Kamis, 21 November 2013

Hati-hati Dengan Ekspektasi

Setiap manusia, apalagi yang sudah masuk ke dalam kasta dewasa, tentu pernah mengalami satu masa di mana kita merasa down se-down-down-nya. Melewati satu masa di mana kita merasa dipermainkan oleh takdir. Kalo kamu bilang belum pernah, berarti kamu orang yang kurang beruntung. Karena telat naik kelas. Telat mendapatkan pelajaran hidup yang seharusnya bisa membuatmu lebih bijaksana.

Atas permintaan seorang teman, kali ini saya ingin sedikit sok tahu tentang psikologis. Karena saya tidak ahli dalam bidang ini, jadi saya akan mencoba berbagi tentang pengalaman pribadi saja. Dari pada ngomongin orang lain. Ya, kan? Udah, iyain aja!
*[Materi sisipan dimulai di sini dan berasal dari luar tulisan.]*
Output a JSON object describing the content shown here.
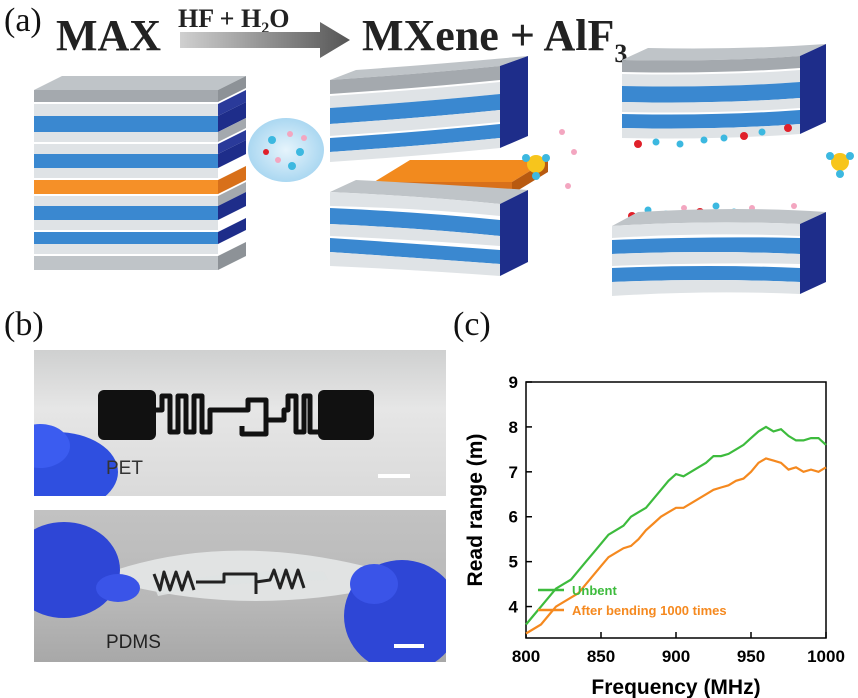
{
  "panels": {
    "a": "(a)",
    "b": "(b)",
    "c": "(c)"
  },
  "schematic": {
    "max": "MAX",
    "reagent_hf": "HF + H",
    "reagent_sub": "2",
    "reagent_o": "O",
    "product": "MXene + AlF",
    "product_sub": "3",
    "colors": {
      "gray": "#a8adb2",
      "blue": "#2e7fc9",
      "navy": "#1e2d8a",
      "orange": "#f28a1e",
      "cyan": "#3cb8e0",
      "red": "#e0202a",
      "pink": "#f3a6c0",
      "yellow": "#f7c51c"
    }
  },
  "photos": {
    "top_label": "PET",
    "bottom_label": "PDMS"
  },
  "chart_data": {
    "type": "line",
    "xlabel": "Frequency (MHz)",
    "ylabel": "Read range (m)",
    "xlim": [
      800,
      1000
    ],
    "ylim": [
      3.3,
      9
    ],
    "xticks": [
      800,
      850,
      900,
      950,
      1000
    ],
    "yticks": [
      4,
      5,
      6,
      7,
      8,
      9
    ],
    "grid": false,
    "legend_position": "bottom-left",
    "series": [
      {
        "name": "Unbent",
        "color": "#3dbb3d",
        "x": [
          800,
          805,
          810,
          815,
          820,
          825,
          830,
          835,
          840,
          845,
          850,
          855,
          860,
          865,
          870,
          875,
          880,
          885,
          890,
          895,
          900,
          905,
          910,
          915,
          920,
          925,
          930,
          935,
          940,
          945,
          950,
          955,
          960,
          965,
          970,
          975,
          980,
          985,
          990,
          995,
          1000
        ],
        "values": [
          3.6,
          3.8,
          4.0,
          4.2,
          4.4,
          4.5,
          4.6,
          4.8,
          5.0,
          5.2,
          5.4,
          5.6,
          5.7,
          5.8,
          6.0,
          6.1,
          6.2,
          6.4,
          6.6,
          6.8,
          6.95,
          6.9,
          7.0,
          7.1,
          7.2,
          7.35,
          7.35,
          7.4,
          7.5,
          7.6,
          7.75,
          7.9,
          8.0,
          7.9,
          7.95,
          7.8,
          7.7,
          7.7,
          7.75,
          7.75,
          7.6
        ]
      },
      {
        "name": "After bending 1000 times",
        "color": "#f5891f",
        "x": [
          800,
          805,
          810,
          815,
          820,
          825,
          830,
          835,
          840,
          845,
          850,
          855,
          860,
          865,
          870,
          875,
          880,
          885,
          890,
          895,
          900,
          905,
          910,
          915,
          920,
          925,
          930,
          935,
          940,
          945,
          950,
          955,
          960,
          965,
          970,
          975,
          980,
          985,
          990,
          995,
          1000
        ],
        "values": [
          3.4,
          3.5,
          3.6,
          3.8,
          4.0,
          4.1,
          4.2,
          4.3,
          4.5,
          4.7,
          4.9,
          5.1,
          5.2,
          5.3,
          5.35,
          5.5,
          5.7,
          5.85,
          6.0,
          6.1,
          6.2,
          6.2,
          6.3,
          6.4,
          6.5,
          6.6,
          6.65,
          6.7,
          6.8,
          6.85,
          7.0,
          7.2,
          7.3,
          7.25,
          7.2,
          7.05,
          7.1,
          7.0,
          7.05,
          7.0,
          7.1
        ]
      }
    ]
  }
}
Panggil saja dia Dodi (nama samaran). Dia mantan teman dekat saya. Kami pacaran saat sama-sama masih duduk di bangku SMA. Ceritanya cinta monyet gitu. Itu sudah berselang bertahun-tahun yang lalu. Dan Alhamdulillah, sampai detik ini hubungan kami baik-baik saja. Bahkan saat saya menulis ini pun, saya sedang kakaoan sama dia. Saya kenal baik dengan keluarganya, begitu pun sebaliknya.
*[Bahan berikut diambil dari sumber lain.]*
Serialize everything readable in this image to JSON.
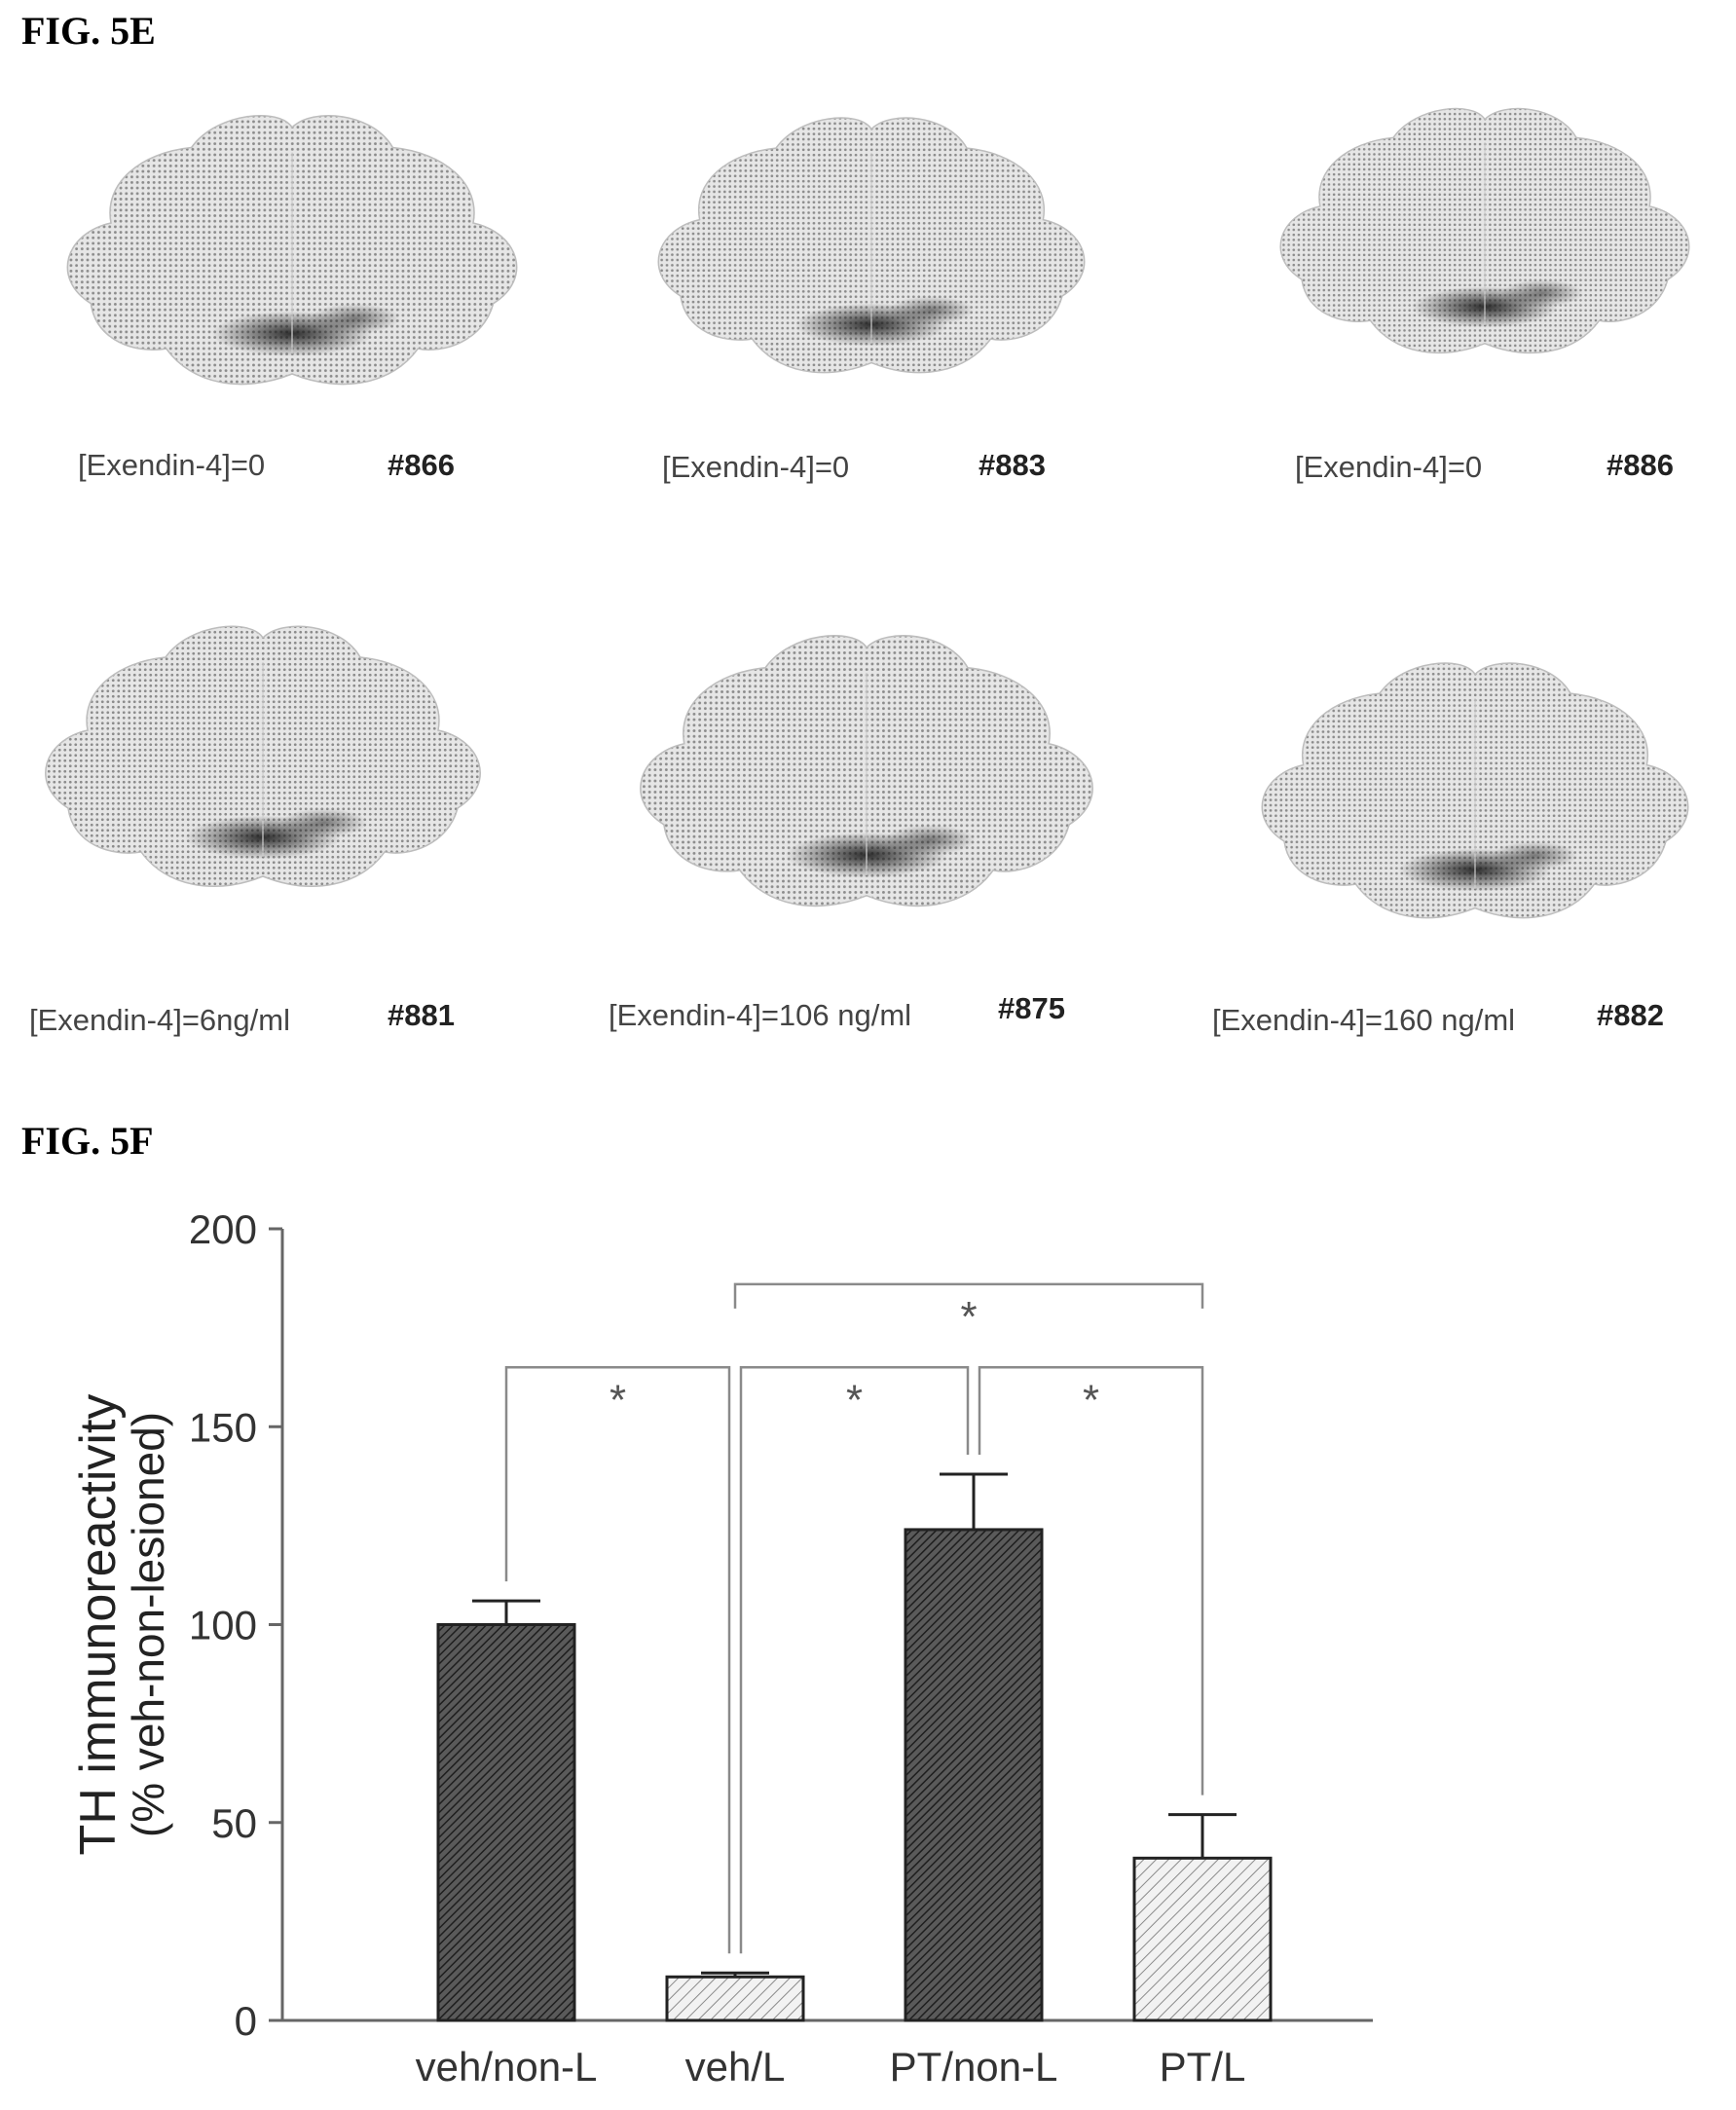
{
  "fig5e": {
    "label": "FIG. 5E",
    "panels": [
      {
        "concentration": "[Exendin-4]=0",
        "id": "#866"
      },
      {
        "concentration": "[Exendin-4]=0",
        "id": "#883"
      },
      {
        "concentration": "[Exendin-4]=0",
        "id": "#886"
      },
      {
        "concentration": "[Exendin-4]=6ng/ml",
        "id": "#881"
      },
      {
        "concentration": "[Exendin-4]=106 ng/ml",
        "id": "#875"
      },
      {
        "concentration": "[Exendin-4]=160 ng/ml",
        "id": "#882"
      }
    ]
  },
  "fig5f": {
    "label": "FIG. 5F"
  },
  "chart_data": {
    "type": "bar",
    "categories": [
      "veh/non-L",
      "veh/L",
      "PT/non-L",
      "PT/L"
    ],
    "values": [
      100,
      11,
      124,
      41
    ],
    "errors": [
      6,
      1,
      14,
      11
    ],
    "bar_styles": [
      "dark-hatched",
      "light-hatched",
      "dark-hatched",
      "light-hatched"
    ],
    "ylabel_line1": "TH immunoreactivity",
    "ylabel_line2": "(% veh-non-lesioned)",
    "ylim": [
      0,
      200
    ],
    "yticks": [
      0,
      50,
      100,
      150,
      200
    ],
    "grid": false,
    "significance": [
      {
        "from": 0,
        "to": 1,
        "label": "*",
        "level": 1
      },
      {
        "from": 1,
        "to": 2,
        "label": "*",
        "level": 1
      },
      {
        "from": 2,
        "to": 3,
        "label": "*",
        "level": 1
      },
      {
        "from": 1,
        "to": 3,
        "label": "*",
        "level": 2
      }
    ],
    "colors": {
      "dark_fill": "#3a3a3a",
      "light_fill": "#cfcfcf",
      "axis": "#666666"
    }
  }
}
Saat berpacaran, saya tidak punya ekspektasi apapun tentangnya. Saya menikmati saat-saat bersamanya, ya sebagai remaja. Untuk having fun saja. Lucu-lucuan. Saat itu kalau saya disuruh milih, saya tidak akan memilih dia untuk menjadi pendamping hidup saya. Saya gak yakin sama dia, dia kan playboy. Tapi ganteng. Ya udah, lumayan kan untuk temen jalan-jalan. Kalo orang bilang “wangun dijak kondangan”. Dan dia secara fisik, dia lebih dari wangun. Ini dari sudut pandang anak SMA lho.

Waktu berlalu. Seiring dengan berakhirnya masa-masa SMA, berakhir pula hubungan kami. Awalnya sih sakit. Tapi itu cuma sebentar. It’s so easy to moving on.
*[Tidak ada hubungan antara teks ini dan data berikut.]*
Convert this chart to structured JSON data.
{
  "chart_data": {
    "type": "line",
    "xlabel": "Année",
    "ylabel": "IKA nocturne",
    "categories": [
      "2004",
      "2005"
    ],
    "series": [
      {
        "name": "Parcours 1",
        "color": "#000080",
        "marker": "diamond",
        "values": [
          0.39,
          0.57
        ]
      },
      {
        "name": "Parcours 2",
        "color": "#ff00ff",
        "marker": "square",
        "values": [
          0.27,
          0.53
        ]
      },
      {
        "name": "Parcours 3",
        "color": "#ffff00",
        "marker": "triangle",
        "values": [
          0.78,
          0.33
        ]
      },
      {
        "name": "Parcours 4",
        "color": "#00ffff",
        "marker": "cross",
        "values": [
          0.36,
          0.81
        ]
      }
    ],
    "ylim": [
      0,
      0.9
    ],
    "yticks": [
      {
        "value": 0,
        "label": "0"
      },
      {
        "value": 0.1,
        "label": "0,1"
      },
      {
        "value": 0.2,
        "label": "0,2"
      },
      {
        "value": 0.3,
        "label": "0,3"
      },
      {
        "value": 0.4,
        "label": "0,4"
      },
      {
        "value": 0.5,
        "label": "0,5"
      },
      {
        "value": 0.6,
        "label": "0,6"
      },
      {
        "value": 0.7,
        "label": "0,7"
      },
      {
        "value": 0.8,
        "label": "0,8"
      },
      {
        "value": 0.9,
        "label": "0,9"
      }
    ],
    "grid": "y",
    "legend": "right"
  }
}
Kesimpulannya, saat kita tidak punya ekspektasi apapun terhadap seseorang atau suatu hal, kita akan lebih siap dengan segala kemungkinan buruk yang terjadi. Kita akan legowo, karena saat kita jatuh pun, itu bukan dari tempat yang begitu tinggi. Tapi hanya sedekar kesandung.

Jadi, jika kita merasakan sakit atau kecewa yang luar biasa saat kehilangan seseorang atau sesuatu, jangan langsung melimpahkan segala kesalahan padanya. Tengok diri sendiri dulu. Seberapa besar ekspektasi kita kepadanya? Jangan-jangan kita yang salah, karena terlalu berharap sama orang yang salah?

***

Alam bawah sadar kita itu sebenarnya selalu mengirimkan sinyal jika ada sesuatu yang tidak beres dengan diri kita atau lingkungan di sekitar kita –Teori darimana? Lupa–. Tapi, kitanya sering mengabaikan. Misal, saat kita menjalin hubungan dengan seseorang. Kita tahu ada yang salah dengan hubungan itu. Tapi karena satu, dua, tiga, empat (malah itung-itungan) hal, kita sering memaksakan hubungan itu untuk tetap berjalan. Kita lebih sering menuruti hati, dari pada nurani. Padahal kebenaran yang sebenar-benarnya kan nurani –Yun, bangun, Yun! Gak ngelantur–. Oke! Anggap saja saya lagi ngelantur. Tapi mari, kita menunduk sejenak. Bertanya pada nurani masing-masing. Dan temukan sendiri jawabannya di sana.